There was no backlash or criticism for the nudity and content of the piece that Minard, Elkins, or Wells knew of.







People were hugging each other and the actors and actresses. They were laughing, crying and emoting an intense response to the performance, including gratitude and self-reflection, Minard said.







The overwhelming positive responses for the performance both shocked and excited the actors and actresses. When stripping down to the nude and exposing internal struggles like child abuse, bullying and self-doubt the risk is high, said Minard.







Elkins and the theatre department faculty focus on the integrity of the students, the safety and healthy respect of them, as well as the stories they are telling.







The hardest challenge about being in a theatre department in an academic setting is continuously pushing the expectations of the community and broadening their experiences all without offending anyone, Elkins said.







“Sun and Room” was another recent FLC theatre production that involved actors and actresses stripping down to their underwear, Elkins said.







If the story is better told with nudity and or profanity than those elements may exist in the performance, but if the message of the story is being compromised, then they simply will not include that, Elkins said.







Miller thought the FLC students were incredibly brave and daring to strip down and share their personal endeavors, Wells said.







“If we can encourage our students to be bold and make bold mistakes, they can change the world,” Elkins said.







The FLC theatre department always forewarns their potential audience about any content that may be objectionable, such as profanity and nudity, but ultimately it is at the discretion of the individual to watch the performance, Wells said.







“This performance was not sexualized, although it was about sex in a lot of ways, but it was not pornographic or risqué. It was about taking risks.  It is artistic expression,” Wells said.







Many people came with the intrigue of seeing their peers’ strip down to nothing, but they left with a different perspective and an appreciation for the content of the piece, Minard said.

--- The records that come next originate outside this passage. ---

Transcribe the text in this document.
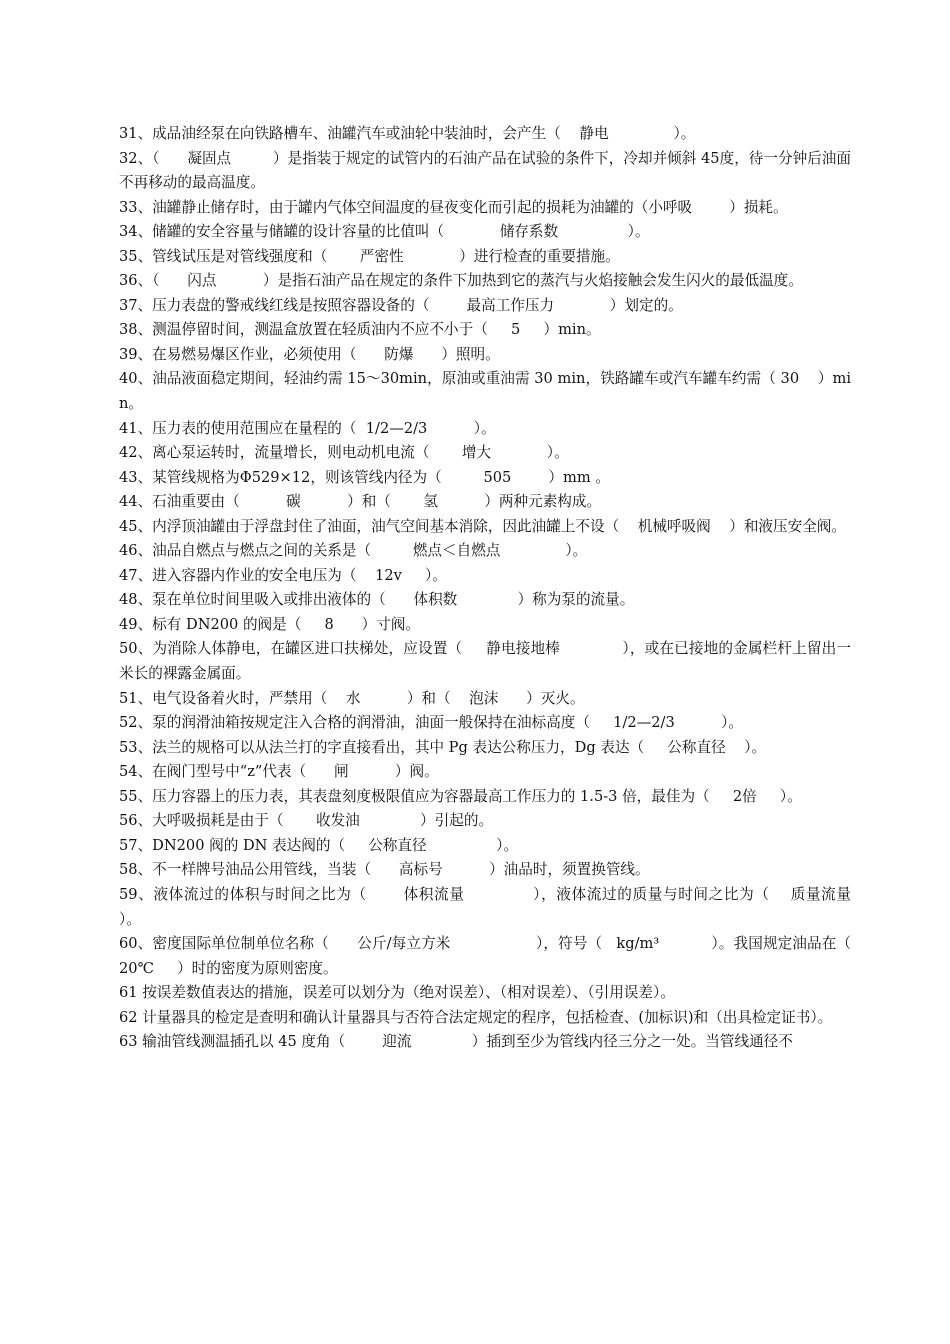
31、成品油经泵在向铁路槽车、油罐汽车或油轮中装油时，会产生（    静电              ）。

32、（      凝固点         ）是指装于规定的试管内的石油产品在试验的条件下，冷却并倾斜 45度，待一分钟后油面不再移动的最高温度。

33、油罐静止储存时，由于罐内气体空间温度的昼夜变化而引起的损耗为油罐的（小呼吸        ）损耗。

34、储罐的安全容量与储罐的设计容量的比值叫（            储存系数               ）。

35、管线试压是对管线强度和（       严密性            ）进行检查的重要措施。

36、（      闪点          ）是指石油产品在规定的条件下加热到它的蒸汽与火焰接触会发生闪火的最低温度。

37、压力表盘的警戒线红线是按照容器设备的（        最高工作压力            ）划定的。

38、测温停留时间，测温盒放置在轻质油内不应不小于（     5     ）min。

39、在易燃易爆区作业，必须使用（      防爆      ）照明。

40、油品液面稳定期间，轻油约需 15～30min，原油或重油需 30 min，铁路罐车或汽车罐车约需（ 30    ）min。

41、压力表的使用范围应在量程的（  1/2—2/3          ）。

42、离心泵运转时，流量增长，则电动机电流（       增大            ）。

43、某管线规格为Φ529×12，则该管线内径为（         505        ）mm 。

44、石油重要由（          碳          ）和（       氢          ）两种元素构成。

45、内浮顶油罐由于浮盘封住了油面，油气空间基本消除，因此油罐上不设（    机械呼吸阀    ）和液压安全阀。

46、油品自燃点与燃点之间的关系是（         燃点＜自燃点              ）。

47、进入容器内作业的安全电压为（    12v     ）。

48、泵在单位时间里吸入或排出液体的（      体积数             ）称为泵的流量。

49、标有 DN200 的阀是（     8      ）寸阀。

50、为消除人体静电，在罐区进口扶梯处，应设置（     静电接地棒             ），或在已接地的金属栏杆上留出一米长的裸露金属面。

51、电气设备着火时，严禁用（    水          ）和（    泡沫      ）灭火。

52、泵的润滑油箱按规定注入合格的润滑油，油面一般保持在油标高度（     1/2—2/3          ）。

53、法兰的规格可以从法兰打的字直接看出，其中 Pg 表达公称压力，Dg 表达（     公称直径    ）。

54、在阀门型号中“z”代表（      闸          ）阀。

55、压力容器上的压力表，其表盘刻度极限值应为容器最高工作压力的 1.5-3 倍，最佳为（     2倍     ）。

56、大呼吸损耗是由于（       收发油             ）引起的。

57、DN200 阀的 DN 表达阀的（     公称直径               ）。

58、不一样牌号油品公用管线，当装（      高标号          ）油品时，须置换管线。

59、液体流过的体积与时间之比为（       体积流量             ），液体流过的质量与时间之比为（    质量流量          ）。

60、密度国际单位制单位名称（      公斤/每立方米                  ），符号（   kg/m³           ）。我国规定油品在（      20℃     ）时的密度为原则密度。

61 按误差数值表达的措施，误差可以划分为（绝对误差）、（相对误差）、（引用误差）。

62 计量器具的检定是查明和确认计量器具与否符合法定规定的程序，包括检查、(加标识)和（出具检定证书）。

63 输油管线测温插孔以 45 度角（        迎流             ）插到至少为管线内径三分之一处。当管线通径不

“When you infantilize the body by making nudity about sex only, you destroy and muddy what it means to be intellectually awake,” Wells said.







Wells personally would give “Guts” an R rating, for nudity and some profanity and because the content was meant for adults and created by adults.

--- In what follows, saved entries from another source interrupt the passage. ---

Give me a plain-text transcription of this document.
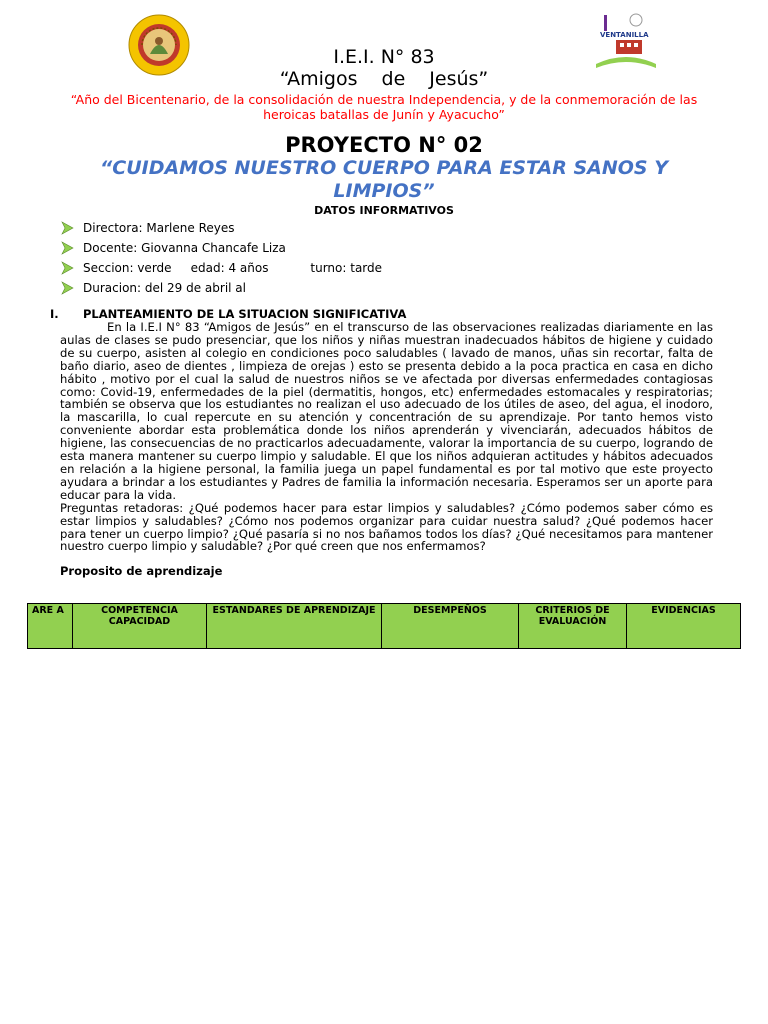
VENTANILLA
I.E.I. N° 83
“Amigos de Jesús”
“Año del Bicentenario, de la consolidación de nuestra Independencia, y de la conmemoración de las heroicas batallas de Junín y Ayacucho”
PROYECTO N° 02
“CUIDAMOS NUESTRO CUERPO PARA ESTAR SANOS Y LIMPIOS”
DATOS INFORMATIVOS
Directora: Marlene Reyes
Docente: Giovanna Chancafe Liza
Seccion: verde     edad: 4 años           turno: tarde
Duracion: del 29 de abril al
I. PLANTEAMIENTO DE LA SITUACION SIGNIFICATIVA

En la I.E.I N° 83 “Amigos de Jesús” en el transcurso de las observaciones realizadas diariamente en las aulas de clases se pudo presenciar, que los niños y niñas muestran inadecuados hábitos de higiene y cuidado de su cuerpo, asisten al colegio en condiciones poco saludables ( lavado de manos, uñas sin recortar, falta de baño diario, aseo de dientes , limpieza de orejas ) esto se presenta debido a la poca practica en casa en dicho hábito , motivo por el cual la salud de nuestros niños se ve afectada por diversas enfermedades contagiosas como: Covid-19, enfermedades de la piel (dermatitis, hongos, etc) enfermedades estomacales y respiratorias; también se observa que los estudiantes no realizan el uso adecuado de los útiles de aseo, del agua, el inodoro, la mascarilla, lo cual repercute en su atención y concentración de su aprendizaje. Por tanto hemos visto conveniente abordar esta problemática donde los niños aprenderán y vivenciarán, adecuados hábitos de higiene, las consecuencias de no practicarlos adecuadamente, valorar la importancia de su cuerpo, logrando de esta manera mantener su cuerpo limpio y saludable. El que los niños adquieran actitudes y hábitos adecuados en relación a la higiene personal, la familia juega un papel fundamental es por tal motivo que este proyecto ayudara a brindar a los estudiantes y Padres de familia la información necesaria. Esperamos ser un aporte para educar para la vida.

Preguntas retadoras: ¿Qué podemos hacer para estar limpios y saludables? ¿Cómo podemos saber cómo es estar limpios y saludables? ¿Cómo nos podemos organizar para cuidar nuestra salud? ¿Qué podemos hacer para tener un cuerpo limpio? ¿Qué pasaría si no nos bañamos todos los días? ¿Qué necesitamos para mantener nuestro cuerpo limpio y saludable? ¿Por qué creen que nos enfermamos?

Proposito de aprendizaje
ARE A	COMPETENCIA CAPACIDAD	ESTANDARES DE APRENDIZAJE	DESEMPEÑOS	CRITERIOS DE EVALUACIÓN	EVIDENCIAS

“There is an ethical aspect to rating plays because you do not want to offend anyone. Theatre is meant to educate, and reveal a beautiful form of expression.” “Guts” particularly is not meant to be risqué or salacious, Wells said.

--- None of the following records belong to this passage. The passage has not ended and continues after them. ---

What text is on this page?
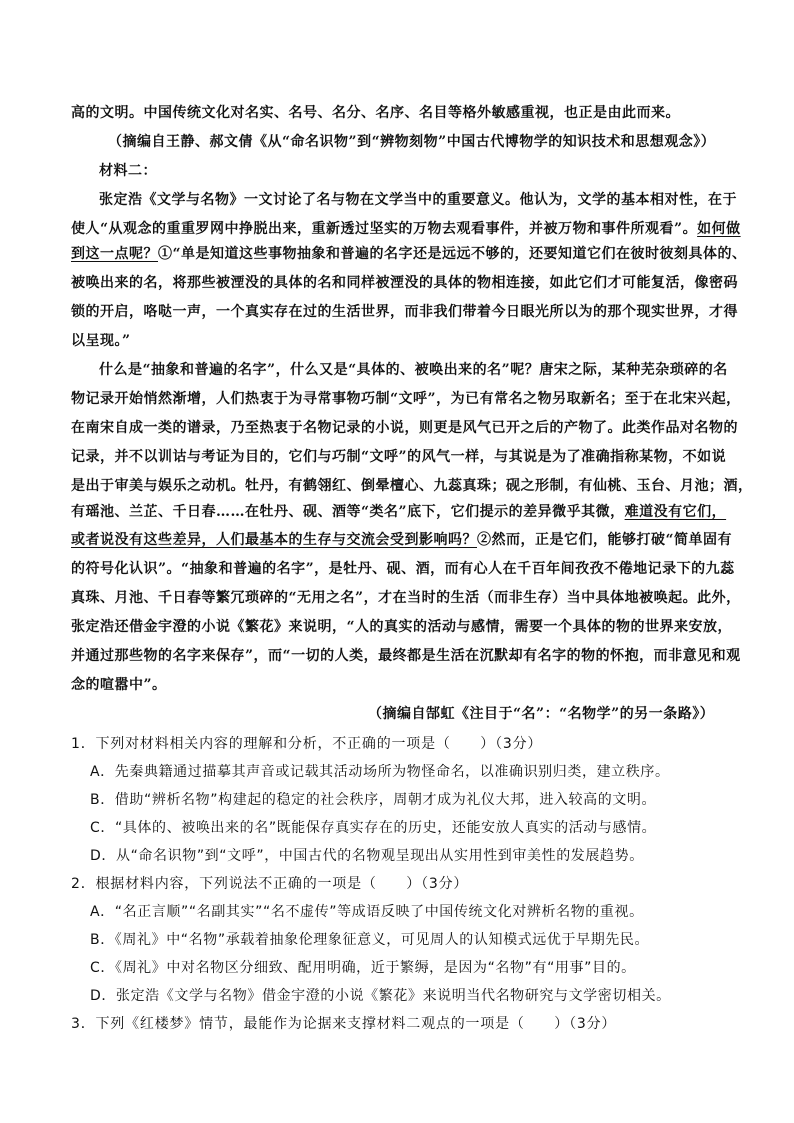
高的文明。中国传统文化对名实、名号、名分、名序、名目等格外敏感重视，也正是由此而来。
（摘编自王静、郝文倩《从“命名识物”到“辨物刻物”中国古代博物学的知识技术和思想观念》）
材料二：
张定浩《文学与名物》一文讨论了名与物在文学当中的重要意义。他认为，文学的基本相对性，在于
使人“从观念的重重罗网中挣脱出来，重新透过坚实的万物去观看事件，并被万物和事件所观看”。如何做
到这一点呢？①“单是知道这些事物抽象和普遍的名字还是远远不够的，还要知道它们在彼时彼刻具体的、
被唤出来的名，将那些被湮没的具体的名和同样被湮没的具体的物相连接，如此它们才可能复活，像密码
锁的开启，咯哒一声，一个真实存在过的生活世界，而非我们带着今日眼光所以为的那个现实世界，才得
以呈现。”
什么是“抽象和普遍的名字”，什么又是“具体的、被唤出来的名”呢？唐宋之际，某种芜杂琐碎的名
物记录开始悄然渐增，人们热衷于为寻常事物巧制“文呼”，为已有常名之物另取新名；至于在北宋兴起，
在南宋自成一类的谱录，乃至热衷于名物记录的小说，则更是风气已开之后的产物了。此类作品对名物的
记录，并不以训诂与考证为目的，它们与巧制“文呼”的风气一样，与其说是为了准确指称某物，不如说
是出于审美与娱乐之动机。牡丹，有鹤翎红、倒晕檀心、九蕊真珠；砚之形制，有仙桃、玉台、月池；酒，
有瑶池、兰芷、千日春……在牡丹、砚、酒等“类名”底下，它们提示的差异微乎其微，难道没有它们，
或者说没有这些差异，人们最基本的生存与交流会受到影响吗？②然而，正是它们，能够打破“简单固有
的符号化认识”。“抽象和普遍的名字”，是牡丹、砚、酒，而有心人在千百年间孜孜不倦地记录下的九蕊
真珠、月池、千日春等繁冗琐碎的“无用之名”，才在当时的生活（而非生存）当中具体地被唤起。此外，
张定浩还借金宇澄的小说《繁花》来说明，“人的真实的活动与感情，需要一个具体的物的世界来安放，
并通过那些物的名字来保存”，而“一切的人类，最终都是生活在沉默却有名字的物的怀抱，而非意见和观
念的喧嚣中”。
（摘编自郜虹《注目于“名”：“名物学”的另一条路》）
1．下列对材料相关内容的理解和分析，不正确的一项是（　　）（3分）
A．先秦典籍通过描摹其声音或记载其活动场所为物怪命名，以准确识别归类，建立秩序。
B．借助“辨析名物”构建起的稳定的社会秩序，周朝才成为礼仪大邦，进入较高的文明。
C．“具体的、被唤出来的名”既能保存真实存在的历史，还能安放人真实的活动与感情。
D．从“命名识物”到“文呼”，中国古代的名物观呈现出从实用性到审美性的发展趋势。
2．根据材料内容，下列说法不正确的一项是（　　）（3分）
A．“名正言顺”“名副其实”“名不虚传”等成语反映了中国传统文化对辨析名物的重视。
B．《周礼》中“名物”承载着抽象伦理象征意义，可见周人的认知模式远优于早期先民。
C．《周礼》中对名物区分细致、配用明确，近于繁缛，是因为“名物”有“用事”目的。
D．张定浩《文学与名物》借金宇澄的小说《繁花》来说明当代名物研究与文学密切相关。
3．下列《红楼梦》情节，最能作为论据来支撑材料二观点的一项是（　　）（3分）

“This is what adults do. We explore. This is what artists do. We explore. And, there are no boundaries to this, but when boundaries are put up, you make bad art,” said Wells.







By performing an organic and honest piece of work, Minard said that a door has been opened for FLC students and their interest in theatre on campus. He hopes that more devised pieces will happen in the future.







“Guts” will be performing its last show March 9 at 7:30 p.m.  and 9:30 p.m. in the Gallery, which is located in the Theatre building, it will be $5.00 for all patrons, Minard said.